Livid.

@alansitomer tweeted this article today, and I am eight kinds of worked up. Let me count the ways.

1. Any article about standardized testing has a pretty easy target in me. I am less concerned about how well my students do on standardized reading tests and more concerned with their ability to read EULAs, propositions on which they are asked to vote, and books of choice. What I haven’t faced–until this article–is the horrid reality surrounding how my students perform on writing tests. I naively believed they were scored with at least a fraction of the care I take when I grade writing.

2. I can barely read 10 essays a day. I’m simply not effective when I grade more than that. So, as the article reports scorer quotas of 200 essays a day, the futility of my writing instruction becomes so clear. Why do I spend a whole day teaching word choice, if their words won’t really be read? Why do I spend a whole day teaching sentence fluency, if complicated syntax is ignored? In short, why am I teaching kids how to write to a particular rubric if their essays will receive only about 5 seconds of attention? I’d much rather focus my writing instruction on how to write an effective letter to the editor or letter of resignation or letter of interest in a job opportunity.
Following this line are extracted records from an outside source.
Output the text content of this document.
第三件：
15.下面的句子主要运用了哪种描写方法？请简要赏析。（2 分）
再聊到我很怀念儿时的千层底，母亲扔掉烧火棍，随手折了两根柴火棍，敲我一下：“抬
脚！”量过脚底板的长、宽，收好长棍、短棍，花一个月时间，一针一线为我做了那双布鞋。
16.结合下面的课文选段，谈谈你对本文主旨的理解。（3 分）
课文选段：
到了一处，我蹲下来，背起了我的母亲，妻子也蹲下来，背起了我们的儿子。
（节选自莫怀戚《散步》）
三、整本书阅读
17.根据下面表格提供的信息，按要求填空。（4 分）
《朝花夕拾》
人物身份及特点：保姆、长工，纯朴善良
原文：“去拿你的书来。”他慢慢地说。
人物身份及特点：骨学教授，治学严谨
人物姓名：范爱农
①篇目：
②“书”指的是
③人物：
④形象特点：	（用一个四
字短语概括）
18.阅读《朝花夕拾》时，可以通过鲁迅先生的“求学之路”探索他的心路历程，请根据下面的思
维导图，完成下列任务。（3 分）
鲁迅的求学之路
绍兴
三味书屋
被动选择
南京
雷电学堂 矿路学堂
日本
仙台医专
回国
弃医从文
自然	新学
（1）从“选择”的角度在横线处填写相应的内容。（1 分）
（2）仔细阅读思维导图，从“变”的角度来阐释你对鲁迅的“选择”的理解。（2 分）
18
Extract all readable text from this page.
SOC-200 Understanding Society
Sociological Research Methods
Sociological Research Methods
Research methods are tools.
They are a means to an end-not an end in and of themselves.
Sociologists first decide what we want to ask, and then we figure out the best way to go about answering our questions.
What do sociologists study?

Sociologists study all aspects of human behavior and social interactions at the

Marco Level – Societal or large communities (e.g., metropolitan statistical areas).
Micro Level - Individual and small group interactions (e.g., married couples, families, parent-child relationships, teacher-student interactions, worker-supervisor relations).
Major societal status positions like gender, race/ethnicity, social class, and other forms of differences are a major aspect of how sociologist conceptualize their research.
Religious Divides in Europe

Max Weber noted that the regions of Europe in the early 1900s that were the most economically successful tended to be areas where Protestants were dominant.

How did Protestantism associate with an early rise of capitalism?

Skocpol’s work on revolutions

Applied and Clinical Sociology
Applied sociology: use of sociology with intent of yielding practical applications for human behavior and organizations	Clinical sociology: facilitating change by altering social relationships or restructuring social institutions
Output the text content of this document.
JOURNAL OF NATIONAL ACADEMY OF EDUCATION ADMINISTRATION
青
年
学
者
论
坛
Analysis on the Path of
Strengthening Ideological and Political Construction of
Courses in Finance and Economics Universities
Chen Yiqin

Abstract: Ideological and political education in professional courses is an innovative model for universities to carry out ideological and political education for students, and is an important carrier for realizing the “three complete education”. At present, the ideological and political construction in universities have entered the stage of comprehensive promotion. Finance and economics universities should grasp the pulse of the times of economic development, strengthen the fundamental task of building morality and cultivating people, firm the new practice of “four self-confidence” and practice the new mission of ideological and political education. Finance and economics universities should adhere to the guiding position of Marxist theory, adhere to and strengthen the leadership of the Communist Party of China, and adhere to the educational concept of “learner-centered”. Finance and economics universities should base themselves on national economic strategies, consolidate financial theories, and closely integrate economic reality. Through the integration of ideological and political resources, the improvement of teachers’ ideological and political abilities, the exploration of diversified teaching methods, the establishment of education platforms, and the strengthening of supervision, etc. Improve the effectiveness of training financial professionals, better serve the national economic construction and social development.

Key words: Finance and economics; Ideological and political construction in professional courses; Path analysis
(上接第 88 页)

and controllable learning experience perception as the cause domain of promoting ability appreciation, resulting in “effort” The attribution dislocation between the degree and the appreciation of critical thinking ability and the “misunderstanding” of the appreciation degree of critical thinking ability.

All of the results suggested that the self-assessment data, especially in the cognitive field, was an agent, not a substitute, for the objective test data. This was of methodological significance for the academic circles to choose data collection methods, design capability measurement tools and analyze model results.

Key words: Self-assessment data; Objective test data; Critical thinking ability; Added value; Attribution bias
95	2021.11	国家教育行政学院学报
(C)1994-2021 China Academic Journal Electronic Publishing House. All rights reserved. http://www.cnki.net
3. I teach media studies. I expect all kinds of cronyism and conflict of interest and the almighty dollar making decisions about the news and entertainment I consume. I never imagined the same elements that make me a cynical cultural critic would apply to education. But to learn that standardized testing is a $2.7 billion industry? I have no words. Pearson (a standardized testing/data reporting behemoth) posted $652 million in profits two years ago? Abhorrent.

4. A tangent to the money: how many teachers every year lose their jobs? One number from 2010 estimated that 58,000 teachers nationwide lost their jobs. Yet in the year prior, Pearson made $652 million. Perhaps there’s a flaw in my logic here, but doesn’t it stand to reason that the money districts and states send to testing companies ultimately factor in staffing decisions?

Now, I may have been mildly worked up prior to reading this article, as I watched Waiting for Superman Friday night. I agreed with quite a bit of the film’s premise, except for one glaring omission–aside from villanizing high schools in urban areas as “dropout factories,” very little attention was paid to the plight of high school teachers and students. The subtext I took away was this: by the time I get them in high school, it’s too late.

But I don’t believe it’s too late–I can’t. Otherwise, what point would there be to getting out of bed in the morning?

This post has been a bit longer and more negative than I like, so in the interest of balance, an offering. Today was a a down day for me, completely unrelated to issues in education. As I drove around my city, I listened to this TED Talk, which smacked me out of my pity party. If you’re ever feeling as hopeless as this standardized testing article made me feel, remember that in everything we experience, the only element we can control is our reaction to it.

So I’ll head to school tomorrow, get to know my students again after a hiatus (student teacher), and look for 1,000 awesome things about my job.

I’m betting I’ll eventually find 1,001.